Neb. Enacts Scoring Restrictions and Regulatory Modernization
The Nebraska Legislature enacted two significant bills during the 2003 legislative session that will provide guidelines for credit-based insurance scoring and further modernize the regulatory environment for commercial lines insurance.
Nebraska is one of approximately 12 states that enacted the National Conference of Insurance Legislators’ (NCOIL) model act on insurance scoring this year. The NCOIL model requires an insurer to notify an applicant for insurance that credit information will be used in underwriting and rating. Credit information cannot be used as the sole basis for denying, canceling or non-renewing a policy or increasing rates.
The model requires customer notification of the primary factors that resulted in an adverse action being taken. The scoring model used must be filed with the department of insurance that will protect the model as a trade secret.
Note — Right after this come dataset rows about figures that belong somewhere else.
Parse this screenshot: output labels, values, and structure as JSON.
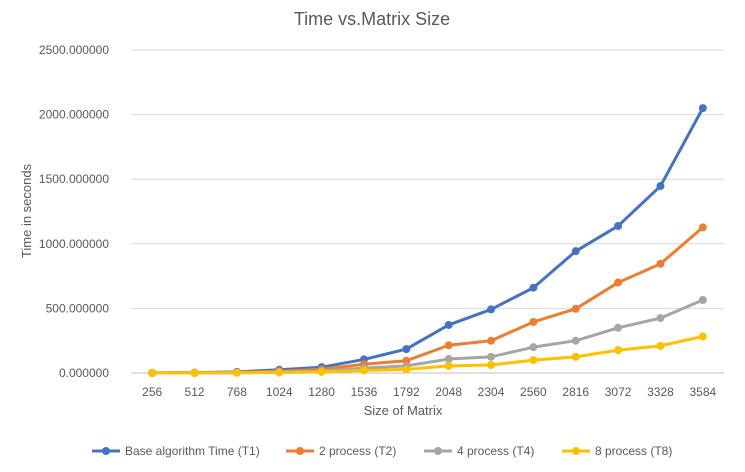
{
  "chart_data": {
    "type": "line",
    "title": "Time vs.Matrix Size",
    "xlabel": "Size of Matrix",
    "ylabel": "Time in seconds",
    "categories": [
      "256",
      "512",
      "768",
      "1024",
      "1280",
      "1536",
      "1792",
      "2048",
      "2304",
      "2560",
      "2816",
      "3072",
      "3328",
      "3584"
    ],
    "ylim": [
      0,
      2500
    ],
    "yticks": [
      "0.000000",
      "500.000000",
      "1000.000000",
      "1500.000000",
      "2000.000000",
      "2500.000000"
    ],
    "grid": true,
    "legend_position": "bottom",
    "series": [
      {
        "name": "Base algorithm Time (T1)",
        "color": "#4472C4",
        "values": [
          1,
          3,
          9,
          25,
          45,
          105,
          185,
          372,
          492,
          660,
          943,
          1138,
          1447,
          2050
        ]
      },
      {
        "name": "2 process (T2)",
        "color": "#ED7D31",
        "values": [
          0.5,
          2,
          5,
          14,
          28,
          68,
          95,
          215,
          250,
          395,
          497,
          700,
          845,
          1127
        ]
      },
      {
        "name": "4 process (T4)",
        "color": "#A5A5A5",
        "values": [
          0.3,
          1,
          3,
          8,
          15,
          38,
          55,
          108,
          125,
          200,
          250,
          350,
          425,
          565
        ]
      },
      {
        "name": "8 process (T8)",
        "color": "#FFC000",
        "values": [
          0.2,
          0.5,
          1.5,
          4,
          8,
          20,
          28,
          55,
          62,
          100,
          125,
          177,
          210,
          283
        ]
      }
    ]
  }
}
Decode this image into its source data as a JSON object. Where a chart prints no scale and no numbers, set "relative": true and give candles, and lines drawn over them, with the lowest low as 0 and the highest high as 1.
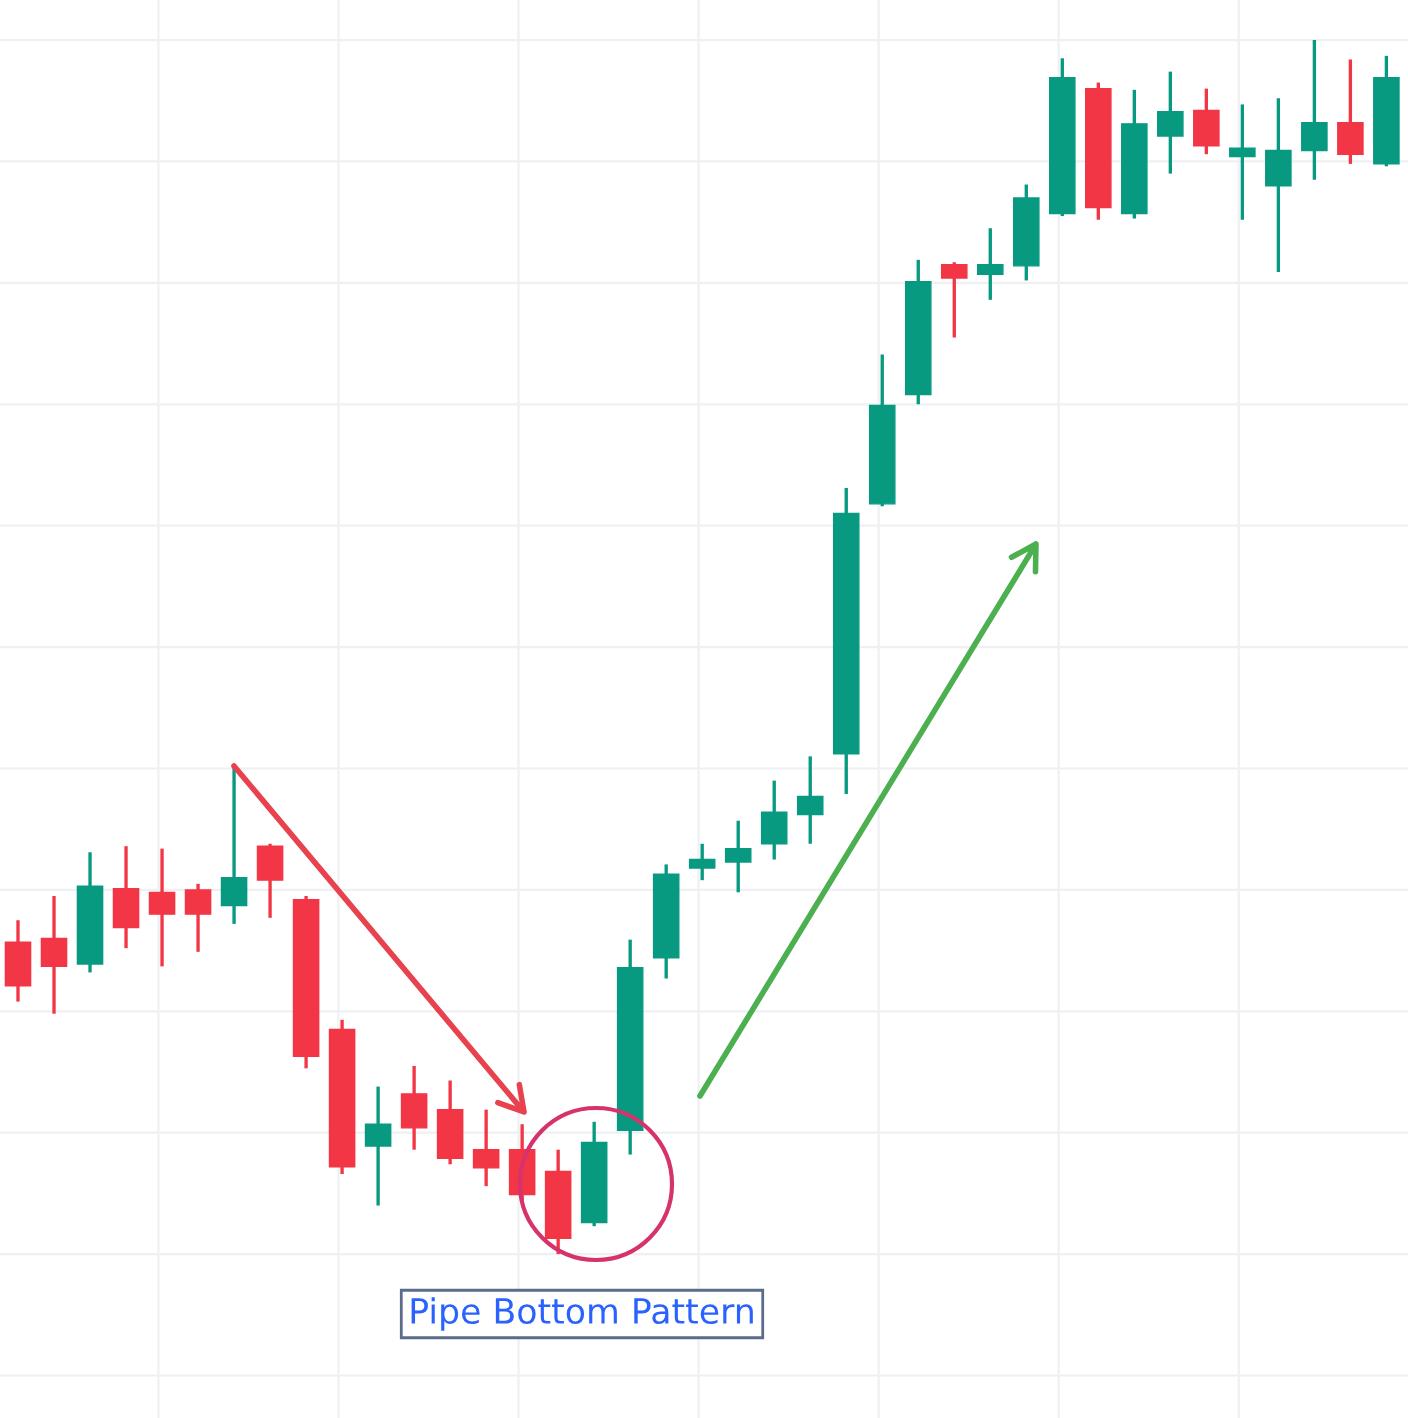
{
  "chart_data": {
    "type": "candlestick",
    "relative": true,
    "grid": true,
    "categories": [
      null,
      null,
      null,
      null,
      null,
      null,
      null,
      null,
      null,
      null,
      null,
      null,
      null,
      null,
      null,
      null,
      null,
      null,
      null,
      null,
      null,
      null,
      null,
      null,
      null,
      null,
      null,
      null,
      null,
      null,
      null,
      null,
      null,
      null,
      null,
      null,
      null,
      null,
      null
    ],
    "colors": [
      "#f23645",
      "#f23645",
      "#089981",
      "#f23645",
      "#f23645",
      "#f23645",
      "#089981",
      "#f23645",
      "#f23645",
      "#f23645",
      "#089981",
      "#f23645",
      "#f23645",
      "#f23645",
      "#f23645",
      "#f23645",
      "#089981",
      "#089981",
      "#089981",
      "#089981",
      "#089981",
      "#089981",
      "#089981",
      "#089981",
      "#089981",
      "#089981",
      "#f23645",
      "#089981",
      "#089981",
      "#089981",
      "#f23645",
      "#089981",
      "#089981",
      "#f23645",
      "#089981",
      "#089981",
      "#089981",
      "#f23645",
      "#089981"
    ],
    "ohlc": [
      [
        0.257,
        0.275,
        0.208,
        0.221
      ],
      [
        0.26,
        0.295,
        0.198,
        0.237
      ],
      [
        0.239,
        0.331,
        0.232,
        0.303
      ],
      [
        0.301,
        0.336,
        0.252,
        0.269
      ],
      [
        0.298,
        0.334,
        0.237,
        0.28
      ],
      [
        0.3,
        0.305,
        0.249,
        0.28
      ],
      [
        0.287,
        0.402,
        0.272,
        0.31
      ],
      [
        0.336,
        0.338,
        0.277,
        0.308
      ],
      [
        0.292,
        0.295,
        0.153,
        0.163
      ],
      [
        0.185,
        0.193,
        0.066,
        0.072
      ],
      [
        0.089,
        0.138,
        0.04,
        0.107
      ],
      [
        0.132,
        0.155,
        0.086,
        0.104
      ],
      [
        0.119,
        0.143,
        0.074,
        0.079
      ],
      [
        0.086,
        0.119,
        0.056,
        0.071
      ],
      [
        0.086,
        0.107,
        0.044,
        0.049
      ],
      [
        0.068,
        0.086,
        0,
        0.013
      ],
      [
        0.026,
        0.109,
        0.023,
        0.092
      ],
      [
        0.102,
        0.259,
        0.082,
        0.236
      ],
      [
        0.244,
        0.321,
        0.227,
        0.313
      ],
      [
        0.318,
        0.338,
        0.308,
        0.325
      ],
      [
        0.323,
        0.357,
        0.298,
        0.334
      ],
      [
        0.338,
        0.39,
        0.325,
        0.364
      ],
      [
        0.362,
        0.41,
        0.338,
        0.377
      ],
      [
        0.412,
        0.631,
        0.379,
        0.61
      ],
      [
        0.618,
        0.741,
        0.616,
        0.699
      ],
      [
        0.708,
        0.819,
        0.7,
        0.801
      ],
      [
        0.815,
        0.817,
        0.755,
        0.804
      ],
      [
        0.807,
        0.845,
        0.786,
        0.815
      ],
      [
        0.814,
        0.881,
        0.802,
        0.87
      ],
      [
        0.857,
        0.985,
        0.855,
        0.969
      ],
      [
        0.96,
        0.965,
        0.852,
        0.862
      ],
      [
        0.857,
        0.959,
        0.853,
        0.931
      ],
      [
        0.921,
        0.974,
        0.89,
        0.941
      ],
      [
        0.942,
        0.96,
        0.906,
        0.913
      ],
      [
        0.904,
        0.947,
        0.852,
        0.911
      ],
      [
        0.88,
        0.952,
        0.809,
        0.909
      ],
      [
        0.909,
        1,
        0.885,
        0.932
      ],
      [
        0.932,
        0.984,
        0.898,
        0.906
      ],
      [
        0.898,
        0.987,
        0.896,
        0.969
      ]
    ],
    "annotations": [
      "Pipe Bottom Pattern"
    ]
  }
}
The insurance department’s omnibus bill (LB216), which among many things moved commercial lines form filing from prior approval to file and use, was enacted. This change brings form filing in line with the regulatory approach that has been in place for rate fillings for the past several years. The bill also corrected a negative court decision that held that the insurance director could not approve any forms that provided less coverage than under the standard fire policy.
The legislature also sent to the governor legislation that increases the cap on non-economic damages in medical liability cases from $1.25 million to $1.75 million.